A 80 kilomètres d’El Calafate, au cœur du parc se niche un véritable colosse de glace: le glacier Perito Moreno. Il se déploie sur près de 250 km² au creux du Lago Argentino: 30 kilomètres de long, 5 kilomètres de large et d’une hauteur entre 30 et 60 mètres. Pour vous donner une idée, imaginez la ville de Buenos Aires glacée toute entière ! On se sent vraiment minuscule devant ce gigantesque édifice de glace « vivant » qui craque et qui gronde… et on s’attendrait presque à voir surgir John Snow poursuivi par les marcheurs blancs dans un épisode de l’épopée Games of Thrones ! Le nom du glacier vient de l’explorateur, naturaliste et géographe Francisco Moreno, qui étudia la région au 19ème siècle. Au cours de sa perpétuelle avancée (700 mètres par an), le glacier finit par obstruer l’un des bras du lac ce qui a pour conséquence une élévation temporaire du niveau des eaux. Sous la pression, l’eau monte et érode peu à peu la glace jusqu’à ce qu’elle cède… Ce phénomène provoque régulièrement des ruptures de la langue glaciaire: des pans de glace aux tons bleutés tombe fréquemment dans le lac dans un grondement de tonnerre.
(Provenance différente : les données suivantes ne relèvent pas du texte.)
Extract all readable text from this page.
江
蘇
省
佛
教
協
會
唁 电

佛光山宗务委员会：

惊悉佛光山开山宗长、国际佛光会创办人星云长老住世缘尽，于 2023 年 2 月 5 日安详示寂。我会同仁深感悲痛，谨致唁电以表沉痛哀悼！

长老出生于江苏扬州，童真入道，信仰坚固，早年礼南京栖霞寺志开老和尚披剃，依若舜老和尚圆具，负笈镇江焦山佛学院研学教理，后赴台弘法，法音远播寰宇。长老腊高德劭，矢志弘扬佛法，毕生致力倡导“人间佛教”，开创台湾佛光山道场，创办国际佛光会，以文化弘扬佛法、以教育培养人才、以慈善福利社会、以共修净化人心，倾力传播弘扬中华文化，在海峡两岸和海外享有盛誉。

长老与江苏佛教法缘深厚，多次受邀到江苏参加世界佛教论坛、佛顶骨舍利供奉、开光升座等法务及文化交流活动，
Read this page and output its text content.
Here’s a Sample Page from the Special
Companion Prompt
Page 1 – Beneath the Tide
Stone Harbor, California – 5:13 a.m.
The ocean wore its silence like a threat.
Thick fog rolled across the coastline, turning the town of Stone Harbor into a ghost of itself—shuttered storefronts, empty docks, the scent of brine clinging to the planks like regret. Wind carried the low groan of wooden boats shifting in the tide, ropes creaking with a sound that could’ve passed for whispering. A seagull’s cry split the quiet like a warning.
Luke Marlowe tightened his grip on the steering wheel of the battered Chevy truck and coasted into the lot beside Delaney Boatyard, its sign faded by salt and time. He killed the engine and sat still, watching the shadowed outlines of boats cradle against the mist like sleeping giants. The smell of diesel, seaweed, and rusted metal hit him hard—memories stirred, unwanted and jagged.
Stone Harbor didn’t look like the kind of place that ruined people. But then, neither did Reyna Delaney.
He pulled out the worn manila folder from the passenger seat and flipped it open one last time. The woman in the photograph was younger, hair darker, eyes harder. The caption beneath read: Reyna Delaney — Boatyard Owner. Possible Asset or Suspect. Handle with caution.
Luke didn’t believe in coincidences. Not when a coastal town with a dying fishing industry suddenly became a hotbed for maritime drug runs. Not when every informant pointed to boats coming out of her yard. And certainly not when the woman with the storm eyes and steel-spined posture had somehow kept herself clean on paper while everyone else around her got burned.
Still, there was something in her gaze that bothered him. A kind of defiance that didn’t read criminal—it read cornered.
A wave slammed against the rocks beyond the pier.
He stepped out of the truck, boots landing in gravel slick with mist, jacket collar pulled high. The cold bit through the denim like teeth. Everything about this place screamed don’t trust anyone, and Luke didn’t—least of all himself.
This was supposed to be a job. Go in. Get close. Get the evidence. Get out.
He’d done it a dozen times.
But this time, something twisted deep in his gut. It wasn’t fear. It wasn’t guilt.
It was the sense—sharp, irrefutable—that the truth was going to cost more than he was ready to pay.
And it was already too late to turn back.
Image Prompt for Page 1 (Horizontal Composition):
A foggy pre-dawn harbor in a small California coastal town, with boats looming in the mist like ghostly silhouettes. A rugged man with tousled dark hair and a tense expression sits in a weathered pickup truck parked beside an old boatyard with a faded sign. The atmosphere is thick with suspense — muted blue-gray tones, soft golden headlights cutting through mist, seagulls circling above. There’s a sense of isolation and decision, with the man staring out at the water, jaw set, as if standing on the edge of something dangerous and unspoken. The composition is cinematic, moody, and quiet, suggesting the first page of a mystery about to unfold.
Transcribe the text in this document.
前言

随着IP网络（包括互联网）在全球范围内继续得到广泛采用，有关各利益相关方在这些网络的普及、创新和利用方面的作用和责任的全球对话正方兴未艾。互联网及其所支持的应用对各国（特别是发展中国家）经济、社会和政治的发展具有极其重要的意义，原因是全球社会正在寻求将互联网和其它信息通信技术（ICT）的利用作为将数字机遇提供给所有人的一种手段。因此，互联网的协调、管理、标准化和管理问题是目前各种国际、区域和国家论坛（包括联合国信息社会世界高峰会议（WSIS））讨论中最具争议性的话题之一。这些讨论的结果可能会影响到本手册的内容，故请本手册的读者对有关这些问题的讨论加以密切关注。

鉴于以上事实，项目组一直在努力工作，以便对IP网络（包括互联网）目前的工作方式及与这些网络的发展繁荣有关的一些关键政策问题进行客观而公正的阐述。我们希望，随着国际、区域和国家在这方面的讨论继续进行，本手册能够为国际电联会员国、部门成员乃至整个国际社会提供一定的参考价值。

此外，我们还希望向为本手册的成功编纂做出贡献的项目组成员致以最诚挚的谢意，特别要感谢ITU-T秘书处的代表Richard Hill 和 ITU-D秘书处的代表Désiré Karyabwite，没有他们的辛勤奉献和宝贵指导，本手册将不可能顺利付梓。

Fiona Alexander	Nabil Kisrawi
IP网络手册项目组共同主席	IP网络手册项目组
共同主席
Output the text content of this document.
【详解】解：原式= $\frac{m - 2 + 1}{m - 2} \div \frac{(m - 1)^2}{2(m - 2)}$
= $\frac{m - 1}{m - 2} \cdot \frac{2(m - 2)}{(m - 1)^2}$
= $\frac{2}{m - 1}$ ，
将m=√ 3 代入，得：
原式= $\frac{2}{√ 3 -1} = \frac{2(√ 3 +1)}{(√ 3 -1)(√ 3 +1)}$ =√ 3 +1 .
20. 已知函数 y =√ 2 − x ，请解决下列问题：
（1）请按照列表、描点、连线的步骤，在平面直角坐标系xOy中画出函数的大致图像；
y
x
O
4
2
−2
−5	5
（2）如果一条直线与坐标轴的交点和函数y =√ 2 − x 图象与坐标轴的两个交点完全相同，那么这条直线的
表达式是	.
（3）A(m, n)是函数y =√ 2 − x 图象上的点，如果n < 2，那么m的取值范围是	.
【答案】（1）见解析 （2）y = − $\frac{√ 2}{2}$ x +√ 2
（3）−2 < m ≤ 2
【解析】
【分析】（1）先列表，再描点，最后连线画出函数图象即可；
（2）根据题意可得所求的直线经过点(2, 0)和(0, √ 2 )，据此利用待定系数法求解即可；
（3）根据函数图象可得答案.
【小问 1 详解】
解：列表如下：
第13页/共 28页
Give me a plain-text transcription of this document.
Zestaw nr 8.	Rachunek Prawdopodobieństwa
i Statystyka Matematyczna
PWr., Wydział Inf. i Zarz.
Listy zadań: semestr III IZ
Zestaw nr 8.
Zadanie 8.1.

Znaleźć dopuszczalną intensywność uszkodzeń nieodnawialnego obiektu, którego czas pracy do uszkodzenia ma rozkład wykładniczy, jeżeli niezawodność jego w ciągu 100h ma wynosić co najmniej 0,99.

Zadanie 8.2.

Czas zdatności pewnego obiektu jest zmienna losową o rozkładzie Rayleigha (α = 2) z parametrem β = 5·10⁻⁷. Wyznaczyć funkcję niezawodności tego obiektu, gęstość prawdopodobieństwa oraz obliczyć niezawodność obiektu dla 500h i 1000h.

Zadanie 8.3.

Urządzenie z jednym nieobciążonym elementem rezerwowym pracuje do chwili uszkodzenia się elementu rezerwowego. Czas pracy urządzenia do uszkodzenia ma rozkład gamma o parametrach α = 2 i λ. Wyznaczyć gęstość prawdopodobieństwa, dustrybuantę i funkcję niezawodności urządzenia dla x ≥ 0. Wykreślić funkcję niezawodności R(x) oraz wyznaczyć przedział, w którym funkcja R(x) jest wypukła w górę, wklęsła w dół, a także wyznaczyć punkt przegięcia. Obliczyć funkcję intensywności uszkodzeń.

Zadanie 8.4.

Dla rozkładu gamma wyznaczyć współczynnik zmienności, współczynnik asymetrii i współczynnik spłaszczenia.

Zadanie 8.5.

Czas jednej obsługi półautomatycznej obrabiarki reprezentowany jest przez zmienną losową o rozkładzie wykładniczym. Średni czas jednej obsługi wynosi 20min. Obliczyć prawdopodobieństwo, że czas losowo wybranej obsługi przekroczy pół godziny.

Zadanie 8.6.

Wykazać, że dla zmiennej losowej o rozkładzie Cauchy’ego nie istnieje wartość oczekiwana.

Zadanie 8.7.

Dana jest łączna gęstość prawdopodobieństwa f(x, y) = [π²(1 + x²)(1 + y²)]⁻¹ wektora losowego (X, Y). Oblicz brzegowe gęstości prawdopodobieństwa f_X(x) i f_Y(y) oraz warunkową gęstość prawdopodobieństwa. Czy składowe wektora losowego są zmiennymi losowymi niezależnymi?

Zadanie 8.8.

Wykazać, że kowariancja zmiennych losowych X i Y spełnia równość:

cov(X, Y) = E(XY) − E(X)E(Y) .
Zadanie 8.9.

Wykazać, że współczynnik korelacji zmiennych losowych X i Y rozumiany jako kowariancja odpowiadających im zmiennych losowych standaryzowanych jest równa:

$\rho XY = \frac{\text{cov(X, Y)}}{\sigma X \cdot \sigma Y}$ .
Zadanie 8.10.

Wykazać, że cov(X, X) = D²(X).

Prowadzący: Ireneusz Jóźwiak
C’est un spectacle naturel des plus fascinants et un phénomène unique ! Une autre particularité de l’endroit est à souligner: il est exceptionnellement rare de pouvoir observer un glacier de si près à basse altitude (500 mètres à sa pointe dans l’eau) et si proche d’une vallée boisée. Les sous-bois abritent en majorité diverses espèces de Nothofagus mais on y découvre aussi, au détour d’un chemin, un Sabot de Venus aussi appelé Sabot de la Vierge ou Soulier de Notre-Dame. C’est une orchidée terrestre à la fleur bien étrange avec sa forme de sabot. Une autre rencontre un peu plus loin, en sous bois, avec Gavilea araucana, une autre orchidée mesurant environ 40 cm de hauteur reconnaissable à ses très belles fleurs blanches soulignées par des lignes vertes. Côté faune, nous n’avons pas eu la chance de croiser Scart, Manny, Sid ou Diego… une autre fois peut-être ?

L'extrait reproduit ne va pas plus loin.